Inspire Creativity and Change
The most difficult part of our work is implementing change. Change requires one to release old habits and adopt new behaviors, forcing us out of our comfort zones. The process of change always begins with a great question and asking exploratory questions is crucial to problem solving and creativity. How might we begin to push our teams out of their comfort zones with the right questions? What are the right questions for change?

Our current educational system takes a solution-based approach to solving problems. We are eager to solve problems and provide solutions without dialogue and questioning. We are graded or evaluated based on coming up with solutions for problems that we may not necessarily need to solve. Asking the right questions has the power to transform not only our educational systems, but our lives. Questions spark innovation and creativity and challenge us to continue to improve our work. Great leaders lead by asking, not telling. Great leaders lead by asking the right questions, even if they do not have the answers.

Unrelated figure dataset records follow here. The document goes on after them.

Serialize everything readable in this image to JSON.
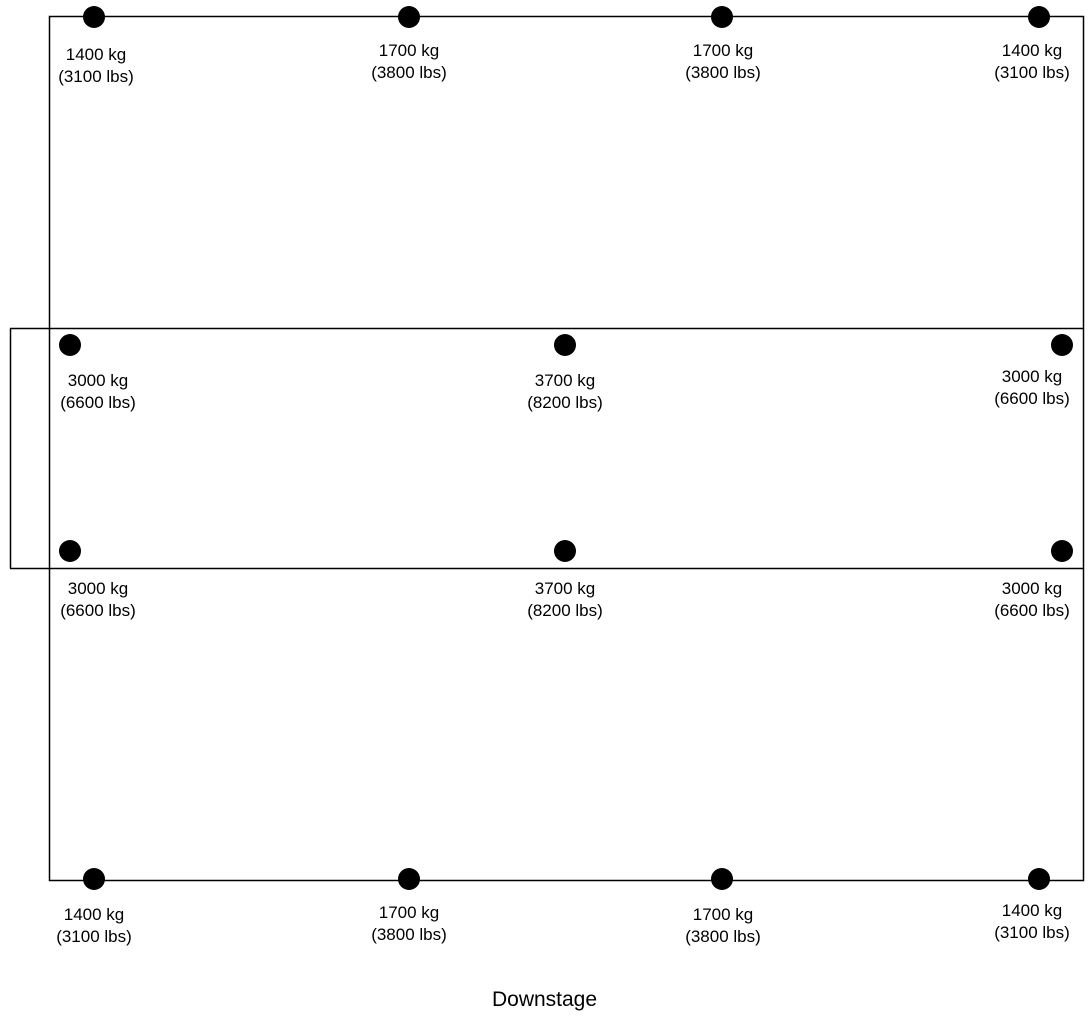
{
  "caption": "Downstage",
  "colors": {
    "line": "#000000",
    "point": "#000000",
    "background": "#ffffff"
  },
  "rows": {
    "upstage": [
      {
        "kg": "1400 kg",
        "lbs": "(3100 lbs)"
      },
      {
        "kg": "1700 kg",
        "lbs": "(3800 lbs)"
      },
      {
        "kg": "1700 kg",
        "lbs": "(3800 lbs)"
      },
      {
        "kg": "1400 kg",
        "lbs": "(3100 lbs)"
      }
    ],
    "mid_upper": [
      {
        "kg": "3000 kg",
        "lbs": "(6600 lbs)"
      },
      {
        "kg": "3700 kg",
        "lbs": "(8200 lbs)"
      },
      {
        "kg": "3000 kg",
        "lbs": "(6600 lbs)"
      }
    ],
    "mid_lower": [
      {
        "kg": "3000 kg",
        "lbs": "(6600 lbs)"
      },
      {
        "kg": "3700 kg",
        "lbs": "(8200 lbs)"
      },
      {
        "kg": "3000 kg",
        "lbs": "(6600 lbs)"
      }
    ],
    "downstage": [
      {
        "kg": "1400 kg",
        "lbs": "(3100 lbs)"
      },
      {
        "kg": "1700 kg",
        "lbs": "(3800 lbs)"
      },
      {
        "kg": "1700 kg",
        "lbs": "(3800 lbs)"
      },
      {
        "kg": "1400 kg",
        "lbs": "(3100 lbs)"
      }
    ]
  }
}
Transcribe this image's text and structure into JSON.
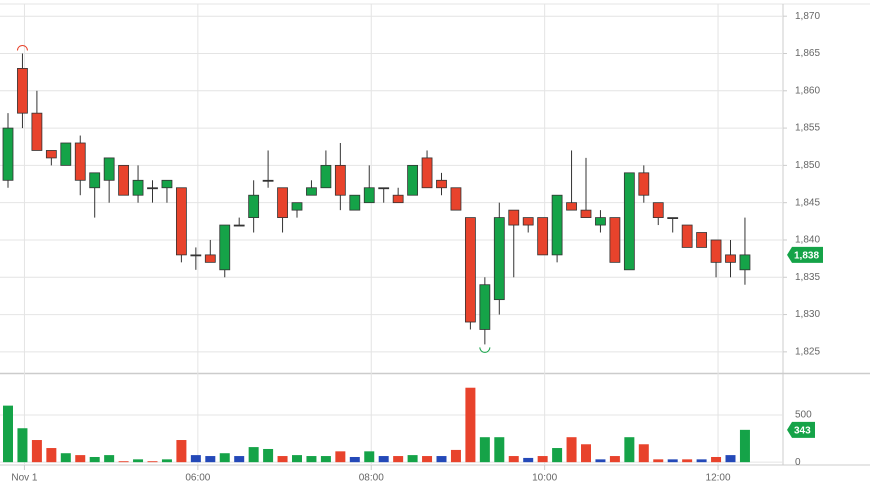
{
  "chart_data": {
    "type": "candlestick",
    "categories": [
      null,
      "Nov 1",
      null,
      null,
      null,
      null,
      null,
      null,
      null,
      null,
      null,
      null,
      null,
      "06:00",
      null,
      null,
      null,
      null,
      null,
      null,
      null,
      null,
      null,
      null,
      null,
      "08:00",
      null,
      null,
      null,
      null,
      null,
      null,
      null,
      null,
      null,
      null,
      null,
      "10:00",
      null,
      null,
      null,
      null,
      null,
      null,
      null,
      null,
      null,
      null,
      null,
      "12:00",
      null,
      null
    ],
    "open": [
      1848,
      1863,
      1857,
      1852,
      1850,
      1853,
      1847,
      1848,
      1850,
      1846,
      1847,
      1847,
      1847,
      1838,
      1838,
      1836,
      1842,
      1843,
      1848,
      1847,
      1844,
      1846,
      1847,
      1850,
      1844,
      1845,
      1847,
      1846,
      1846,
      1851,
      1848,
      1847,
      1843,
      1828,
      1832,
      1844,
      1843,
      1843,
      1838,
      1845,
      1844,
      1842,
      1843,
      1836,
      1849,
      1845,
      1843,
      1842,
      1841,
      1840,
      1838,
      1836
    ],
    "high": [
      1857,
      1865,
      1860,
      1852,
      1853,
      1854,
      1849,
      1851,
      1850,
      1850,
      1848,
      1848,
      1847,
      1839,
      1840,
      1842,
      1843,
      1848,
      1852,
      1847,
      1845,
      1848,
      1852,
      1853,
      1846,
      1850,
      1847,
      1847,
      1850,
      1852,
      1849,
      1847,
      1843,
      1835,
      1845,
      1844,
      1843,
      1843,
      1846,
      1852,
      1851,
      1844,
      1843,
      1849,
      1850,
      1845,
      1843,
      1842,
      1841,
      1840,
      1840,
      1843
    ],
    "low": [
      1847,
      1855,
      1852,
      1850,
      1850,
      1846,
      1843,
      1845,
      1846,
      1845,
      1845,
      1845,
      1837,
      1836,
      1837,
      1835,
      1842,
      1841,
      1847,
      1841,
      1843,
      1846,
      1847,
      1844,
      1844,
      1845,
      1845,
      1845,
      1846,
      1847,
      1846,
      1844,
      1828,
      1826,
      1830,
      1835,
      1841,
      1838,
      1837,
      1844,
      1843,
      1841,
      1837,
      1836,
      1845,
      1842,
      1841,
      1839,
      1839,
      1835,
      1835,
      1834
    ],
    "close": [
      1855,
      1857,
      1852,
      1851,
      1853,
      1848,
      1849,
      1851,
      1846,
      1848,
      1847,
      1848,
      1838,
      1838,
      1837,
      1842,
      1842,
      1846,
      1848,
      1843,
      1845,
      1847,
      1850,
      1846,
      1846,
      1847,
      1847,
      1845,
      1850,
      1847,
      1847,
      1844,
      1829,
      1834,
      1843,
      1842,
      1842,
      1838,
      1846,
      1844,
      1843,
      1843,
      1837,
      1849,
      1846,
      1843,
      1843,
      1839,
      1839,
      1837,
      1837,
      1838
    ],
    "up_color": "#15a348",
    "down_color": "#e8432c",
    "ylim": [
      1822.3,
      1871.5
    ],
    "yticks": [
      {
        "value": 1825,
        "label": "1,825"
      },
      {
        "value": 1830,
        "label": "1,830"
      },
      {
        "value": 1835,
        "label": "1,835"
      },
      {
        "value": 1840,
        "label": "1,840"
      },
      {
        "value": 1845,
        "label": "1,845"
      },
      {
        "value": 1850,
        "label": "1,850"
      },
      {
        "value": 1855,
        "label": "1,855"
      },
      {
        "value": 1860,
        "label": "1,860"
      },
      {
        "value": 1865,
        "label": "1,865"
      },
      {
        "value": 1870,
        "label": "1,870"
      }
    ],
    "last_price_label": "1,838",
    "volume": {
      "values": [
        600,
        360,
        235,
        150,
        95,
        75,
        55,
        75,
        10,
        30,
        10,
        30,
        235,
        75,
        65,
        95,
        65,
        160,
        140,
        65,
        75,
        65,
        65,
        115,
        55,
        115,
        65,
        65,
        75,
        65,
        65,
        130,
        790,
        265,
        265,
        65,
        45,
        65,
        150,
        265,
        190,
        30,
        65,
        265,
        190,
        30,
        30,
        30,
        30,
        55,
        75,
        343
      ],
      "colors": [
        "#15a348",
        "#15a348",
        "#e8432c",
        "#e8432c",
        "#15a348",
        "#e8432c",
        "#15a348",
        "#15a348",
        "#e8432c",
        "#15a348",
        "#e8432c",
        "#15a348",
        "#e8432c",
        "#2449b8",
        "#2449b8",
        "#15a348",
        "#2449b8",
        "#15a348",
        "#15a348",
        "#e8432c",
        "#15a348",
        "#15a348",
        "#15a348",
        "#e8432c",
        "#2449b8",
        "#15a348",
        "#2449b8",
        "#e8432c",
        "#15a348",
        "#e8432c",
        "#2449b8",
        "#e8432c",
        "#e8432c",
        "#15a348",
        "#15a348",
        "#e8432c",
        "#2449b8",
        "#e8432c",
        "#15a348",
        "#e8432c",
        "#e8432c",
        "#2449b8",
        "#e8432c",
        "#15a348",
        "#e8432c",
        "#e8432c",
        "#2449b8",
        "#e8432c",
        "#2449b8",
        "#e8432c",
        "#2449b8",
        "#15a348"
      ],
      "ylim": [
        -30,
        925
      ],
      "yticks": [
        0,
        500
      ]
    },
    "grid": true
  }
}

How might you use questions to lead change in YOUR organization?

"Judge a man by his questions rather than his answers." – Voltaire


Berger, W. (2014). A more beautiful question. New York, NY: Bloomsbury


  1. A friend of mine recommended this book. You are spot on in the section "Who's is asking the questions?" This is something that all leaders should take into consideration.

  2. Thank you for the insight, I just ordered the book :) Have a great holiday season.

    1. That's great, Drago. You'll enjoy the book.
      Happy holidays!

  3. Thanks, Adam! So glad you found the post useful. :)

  4. Love this post, Rosa. I'm writing a book about inquiry-based instruction and I love how you connect school leadership with asking great questions. Questions unite us; answers divide us. Thank you!